En quelques heures, ce qui avait commencé comme un éboulis sans gravité se transforma en véritable glissement de terrain. Après avoir consulté le cabinet, qui lui prédit que cette fois-ci elle allait perdre, elle démissionna.
Tenant tête à son adversaire, le chancelier de l’Echiquier, John Major, posa sa candidature et gagna.
La nouvelle fit aux soldats du Golfe l'effet d'une bombe, qu'il s'agisse des Britanniques ou des Américains. A Oman, les pilotes de chasse américains qui voyaient maintenant chaque jour leurs voisins du SAS cantonnés sur une base toute proche demandèrent aux Britanniques ce qui se passait. On leur répondit par des haussements d'épaules.

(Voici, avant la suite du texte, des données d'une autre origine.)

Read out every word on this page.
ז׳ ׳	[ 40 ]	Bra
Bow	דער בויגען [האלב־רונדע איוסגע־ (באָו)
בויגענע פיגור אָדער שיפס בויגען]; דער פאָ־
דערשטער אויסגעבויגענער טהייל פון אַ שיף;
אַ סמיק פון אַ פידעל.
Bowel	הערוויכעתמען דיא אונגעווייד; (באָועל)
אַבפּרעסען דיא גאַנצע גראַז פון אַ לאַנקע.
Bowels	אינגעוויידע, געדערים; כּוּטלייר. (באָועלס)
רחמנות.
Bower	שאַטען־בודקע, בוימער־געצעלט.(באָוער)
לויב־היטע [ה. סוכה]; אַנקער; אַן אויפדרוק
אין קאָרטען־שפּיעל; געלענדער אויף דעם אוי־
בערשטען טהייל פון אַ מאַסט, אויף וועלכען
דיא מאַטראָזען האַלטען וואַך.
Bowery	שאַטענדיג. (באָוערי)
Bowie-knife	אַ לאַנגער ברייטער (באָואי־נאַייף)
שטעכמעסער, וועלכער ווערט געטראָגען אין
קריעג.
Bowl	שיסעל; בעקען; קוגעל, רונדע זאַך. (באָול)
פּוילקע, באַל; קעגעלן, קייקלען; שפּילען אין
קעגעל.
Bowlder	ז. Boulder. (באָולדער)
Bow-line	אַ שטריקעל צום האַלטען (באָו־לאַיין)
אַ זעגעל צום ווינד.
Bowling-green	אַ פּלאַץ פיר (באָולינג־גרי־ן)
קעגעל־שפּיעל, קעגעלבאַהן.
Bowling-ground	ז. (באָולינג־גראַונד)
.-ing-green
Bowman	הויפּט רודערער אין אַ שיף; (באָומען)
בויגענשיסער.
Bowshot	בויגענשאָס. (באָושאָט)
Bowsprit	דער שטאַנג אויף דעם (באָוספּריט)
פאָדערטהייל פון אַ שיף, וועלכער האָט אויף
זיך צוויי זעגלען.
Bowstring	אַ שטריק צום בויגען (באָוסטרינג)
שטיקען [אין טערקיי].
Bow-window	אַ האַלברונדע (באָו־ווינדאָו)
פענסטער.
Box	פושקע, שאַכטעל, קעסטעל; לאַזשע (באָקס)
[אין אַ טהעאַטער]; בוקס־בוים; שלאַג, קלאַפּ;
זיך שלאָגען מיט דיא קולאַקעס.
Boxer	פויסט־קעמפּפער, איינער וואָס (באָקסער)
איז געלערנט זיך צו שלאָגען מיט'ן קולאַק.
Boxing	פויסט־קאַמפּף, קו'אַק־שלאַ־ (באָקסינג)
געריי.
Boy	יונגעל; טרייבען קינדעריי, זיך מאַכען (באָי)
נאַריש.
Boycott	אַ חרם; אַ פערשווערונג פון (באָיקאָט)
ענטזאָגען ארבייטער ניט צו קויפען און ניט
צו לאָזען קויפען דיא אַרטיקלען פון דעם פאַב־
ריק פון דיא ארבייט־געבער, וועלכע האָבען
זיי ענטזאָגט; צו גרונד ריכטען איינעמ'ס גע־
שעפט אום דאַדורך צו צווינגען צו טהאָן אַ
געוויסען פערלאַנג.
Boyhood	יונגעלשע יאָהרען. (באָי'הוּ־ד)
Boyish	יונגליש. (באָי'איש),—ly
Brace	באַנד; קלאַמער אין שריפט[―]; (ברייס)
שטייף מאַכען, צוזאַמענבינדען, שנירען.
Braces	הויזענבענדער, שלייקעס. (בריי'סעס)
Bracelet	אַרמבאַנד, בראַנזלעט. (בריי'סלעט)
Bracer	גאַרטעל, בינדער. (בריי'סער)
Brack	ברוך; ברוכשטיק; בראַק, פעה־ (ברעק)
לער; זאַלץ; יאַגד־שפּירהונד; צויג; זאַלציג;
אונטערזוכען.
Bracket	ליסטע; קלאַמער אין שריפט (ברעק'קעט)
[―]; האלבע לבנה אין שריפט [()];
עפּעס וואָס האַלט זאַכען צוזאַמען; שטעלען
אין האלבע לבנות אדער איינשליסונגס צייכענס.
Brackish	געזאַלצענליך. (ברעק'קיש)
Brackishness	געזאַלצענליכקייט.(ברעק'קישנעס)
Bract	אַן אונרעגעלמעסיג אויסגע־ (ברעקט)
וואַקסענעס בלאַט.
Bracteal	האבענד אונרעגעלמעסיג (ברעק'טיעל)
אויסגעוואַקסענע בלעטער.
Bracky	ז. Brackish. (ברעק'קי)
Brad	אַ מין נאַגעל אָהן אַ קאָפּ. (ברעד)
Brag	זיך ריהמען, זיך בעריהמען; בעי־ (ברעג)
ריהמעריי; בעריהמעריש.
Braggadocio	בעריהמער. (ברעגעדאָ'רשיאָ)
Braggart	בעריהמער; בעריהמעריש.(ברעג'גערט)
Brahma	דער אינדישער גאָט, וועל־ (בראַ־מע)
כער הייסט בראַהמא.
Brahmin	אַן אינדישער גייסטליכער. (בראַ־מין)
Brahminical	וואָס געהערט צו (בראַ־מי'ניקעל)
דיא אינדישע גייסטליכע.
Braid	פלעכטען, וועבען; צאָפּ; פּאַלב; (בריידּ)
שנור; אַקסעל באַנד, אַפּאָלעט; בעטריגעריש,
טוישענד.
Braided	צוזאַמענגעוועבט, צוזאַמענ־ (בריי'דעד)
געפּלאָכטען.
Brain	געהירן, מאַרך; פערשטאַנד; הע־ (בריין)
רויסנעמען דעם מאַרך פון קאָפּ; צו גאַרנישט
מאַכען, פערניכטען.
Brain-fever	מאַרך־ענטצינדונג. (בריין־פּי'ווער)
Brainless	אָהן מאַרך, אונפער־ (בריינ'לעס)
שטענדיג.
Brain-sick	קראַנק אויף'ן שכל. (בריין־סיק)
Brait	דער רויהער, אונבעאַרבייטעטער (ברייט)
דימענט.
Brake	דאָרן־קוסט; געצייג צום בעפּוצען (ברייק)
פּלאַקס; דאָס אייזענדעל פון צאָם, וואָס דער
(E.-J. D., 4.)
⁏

Disséminés tout au long de la frontière irako-saoudienne, dormant sous leurs chars Challenger dans un désert où il faisait de plus en plus froid, les hommes de la 7e brigade blindée, les Rats du Désert, apprirent la nouvelle en écoutant leurs transistors et jurèrent d'abondance.
Mike Martin fut mis au courant par le chauffeur irakien qui s'approcha de lui d'un air supérieur et lui raconta ce qui s'était passé. Martin réfléchit à la chose et haussa les épaules avant de demander : " Qui est-ce ?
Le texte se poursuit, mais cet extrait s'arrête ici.